La segunda osadía consiste en la complejización, también genérica, de un relato que busca trascender el quid clásico de todo western –la venganza, el ajuste de cuentas, la persecución–, mediante el recurso al elemento fantástico; aquí, valiéndose de la incorporación de la leyenda local de la Xtabay, ser femenino de la mitología maya ancestral cuyas principales características son la belleza física y la capacidad de despertar deseos sexuales irrefrenables. En Selva trágica, a diferencia de la leyenda original, la Xtabay no emana de las ceibas, sino que puede encarnar en alguna mujer de carne y hueso –por ejemplo, la joven que ha escapado de su opresor pero cae en manos del grupo de chicleros–, pero sí se lleva a sus víctimas al fondo de las aguas, no sin antes haber desplegado y entregado sus encantos lúbricos.

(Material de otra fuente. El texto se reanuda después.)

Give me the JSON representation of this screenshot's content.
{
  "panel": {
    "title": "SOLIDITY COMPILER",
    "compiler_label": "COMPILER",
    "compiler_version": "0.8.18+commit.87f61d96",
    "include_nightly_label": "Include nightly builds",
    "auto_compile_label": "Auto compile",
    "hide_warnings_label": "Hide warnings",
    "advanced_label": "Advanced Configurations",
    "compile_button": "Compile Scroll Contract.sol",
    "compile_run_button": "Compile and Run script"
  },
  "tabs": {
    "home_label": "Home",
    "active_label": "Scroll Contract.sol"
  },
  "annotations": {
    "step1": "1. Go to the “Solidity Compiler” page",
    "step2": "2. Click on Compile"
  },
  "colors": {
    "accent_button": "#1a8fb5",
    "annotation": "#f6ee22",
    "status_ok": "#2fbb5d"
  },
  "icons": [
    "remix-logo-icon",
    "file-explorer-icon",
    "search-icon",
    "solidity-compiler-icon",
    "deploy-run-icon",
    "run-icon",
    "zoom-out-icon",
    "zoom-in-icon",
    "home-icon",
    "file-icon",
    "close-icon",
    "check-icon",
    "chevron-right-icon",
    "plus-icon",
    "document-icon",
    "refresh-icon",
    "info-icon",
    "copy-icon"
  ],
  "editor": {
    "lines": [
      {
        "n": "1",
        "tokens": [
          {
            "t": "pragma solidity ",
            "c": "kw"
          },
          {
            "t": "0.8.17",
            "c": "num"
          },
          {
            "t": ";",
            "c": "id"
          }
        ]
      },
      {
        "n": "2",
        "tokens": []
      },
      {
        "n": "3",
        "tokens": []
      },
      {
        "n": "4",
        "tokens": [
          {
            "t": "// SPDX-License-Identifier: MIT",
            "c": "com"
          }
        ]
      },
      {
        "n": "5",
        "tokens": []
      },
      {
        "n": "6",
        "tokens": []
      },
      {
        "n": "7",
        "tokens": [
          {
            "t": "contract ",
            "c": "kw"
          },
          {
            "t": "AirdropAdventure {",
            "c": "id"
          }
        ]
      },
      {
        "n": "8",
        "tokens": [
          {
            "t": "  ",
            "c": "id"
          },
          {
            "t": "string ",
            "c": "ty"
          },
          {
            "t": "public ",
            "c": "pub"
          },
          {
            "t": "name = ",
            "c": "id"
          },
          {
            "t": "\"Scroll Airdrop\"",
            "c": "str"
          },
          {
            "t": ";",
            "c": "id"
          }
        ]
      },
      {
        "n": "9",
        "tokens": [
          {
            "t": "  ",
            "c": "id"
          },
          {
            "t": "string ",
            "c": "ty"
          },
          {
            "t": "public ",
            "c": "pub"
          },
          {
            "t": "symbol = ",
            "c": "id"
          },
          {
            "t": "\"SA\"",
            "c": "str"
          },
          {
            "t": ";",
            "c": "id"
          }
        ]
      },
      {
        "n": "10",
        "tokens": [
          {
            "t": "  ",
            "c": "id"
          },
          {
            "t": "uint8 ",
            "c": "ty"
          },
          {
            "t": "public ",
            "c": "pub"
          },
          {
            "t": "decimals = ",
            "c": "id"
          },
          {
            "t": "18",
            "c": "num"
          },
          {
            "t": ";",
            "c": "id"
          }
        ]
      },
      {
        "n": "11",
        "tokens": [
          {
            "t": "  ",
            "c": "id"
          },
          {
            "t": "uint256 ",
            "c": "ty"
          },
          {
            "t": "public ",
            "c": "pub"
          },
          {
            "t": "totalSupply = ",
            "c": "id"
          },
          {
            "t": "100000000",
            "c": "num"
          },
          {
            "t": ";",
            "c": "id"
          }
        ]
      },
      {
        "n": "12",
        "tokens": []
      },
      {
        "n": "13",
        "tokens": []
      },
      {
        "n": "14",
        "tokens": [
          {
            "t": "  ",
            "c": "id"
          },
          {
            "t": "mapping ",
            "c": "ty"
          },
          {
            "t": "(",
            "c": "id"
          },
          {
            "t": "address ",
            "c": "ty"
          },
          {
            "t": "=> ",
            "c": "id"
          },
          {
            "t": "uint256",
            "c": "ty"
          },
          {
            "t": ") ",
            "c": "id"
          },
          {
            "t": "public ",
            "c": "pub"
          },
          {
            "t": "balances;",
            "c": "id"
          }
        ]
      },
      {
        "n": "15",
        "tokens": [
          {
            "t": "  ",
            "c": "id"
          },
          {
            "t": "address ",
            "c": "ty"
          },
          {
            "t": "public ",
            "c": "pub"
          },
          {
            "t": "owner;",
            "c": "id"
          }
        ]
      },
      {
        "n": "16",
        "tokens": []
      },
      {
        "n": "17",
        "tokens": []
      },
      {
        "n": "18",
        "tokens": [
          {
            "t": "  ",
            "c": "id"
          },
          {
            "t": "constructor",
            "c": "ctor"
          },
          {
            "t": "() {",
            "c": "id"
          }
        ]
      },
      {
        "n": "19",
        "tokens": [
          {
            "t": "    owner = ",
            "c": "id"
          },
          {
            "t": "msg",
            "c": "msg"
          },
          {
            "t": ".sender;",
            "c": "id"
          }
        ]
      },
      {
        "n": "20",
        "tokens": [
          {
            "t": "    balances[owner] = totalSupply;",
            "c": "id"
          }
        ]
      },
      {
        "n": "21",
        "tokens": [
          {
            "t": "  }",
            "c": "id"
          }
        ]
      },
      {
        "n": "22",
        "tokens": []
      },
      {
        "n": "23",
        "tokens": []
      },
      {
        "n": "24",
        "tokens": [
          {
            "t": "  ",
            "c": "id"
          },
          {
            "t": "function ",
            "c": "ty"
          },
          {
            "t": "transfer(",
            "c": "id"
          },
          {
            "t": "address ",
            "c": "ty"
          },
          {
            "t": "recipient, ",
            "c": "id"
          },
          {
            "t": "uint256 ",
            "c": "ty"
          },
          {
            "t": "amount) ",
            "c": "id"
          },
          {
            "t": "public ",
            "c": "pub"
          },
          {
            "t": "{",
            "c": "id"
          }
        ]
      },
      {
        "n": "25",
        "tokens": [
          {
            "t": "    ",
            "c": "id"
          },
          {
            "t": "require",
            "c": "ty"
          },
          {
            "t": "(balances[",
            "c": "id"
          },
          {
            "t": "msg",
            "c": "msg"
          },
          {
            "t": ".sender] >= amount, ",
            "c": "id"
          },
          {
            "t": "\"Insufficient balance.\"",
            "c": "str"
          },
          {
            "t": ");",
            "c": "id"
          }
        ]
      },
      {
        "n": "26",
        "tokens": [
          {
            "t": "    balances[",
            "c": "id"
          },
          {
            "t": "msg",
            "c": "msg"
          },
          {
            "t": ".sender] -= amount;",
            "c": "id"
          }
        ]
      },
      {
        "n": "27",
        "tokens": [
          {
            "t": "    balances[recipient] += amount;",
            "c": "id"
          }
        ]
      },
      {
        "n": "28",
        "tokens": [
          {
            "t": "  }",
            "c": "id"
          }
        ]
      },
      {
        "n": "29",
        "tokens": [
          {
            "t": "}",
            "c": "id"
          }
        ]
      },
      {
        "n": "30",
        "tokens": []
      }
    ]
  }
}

La tercera osadía de Selva trágica es la tocante a las decisiones narrativo-formales del dúo Olaizola-Imaz, que una vez más decidieron hacer partícipe al contexto geográfico de modo muy preponderante para, de hecho, volverlo un personaje más, en tanto se desarrolla una historia que, de otro modo, podría ser despachada en un pietaje muchísimo menor. No funcionó en Fogo, sí lo hizo y muy bien en Epitafio, mientras que en Selva negra el resultado es de innegable eficiencia por momentos, pero llega a generar una cierta sensación de engolosinamiento.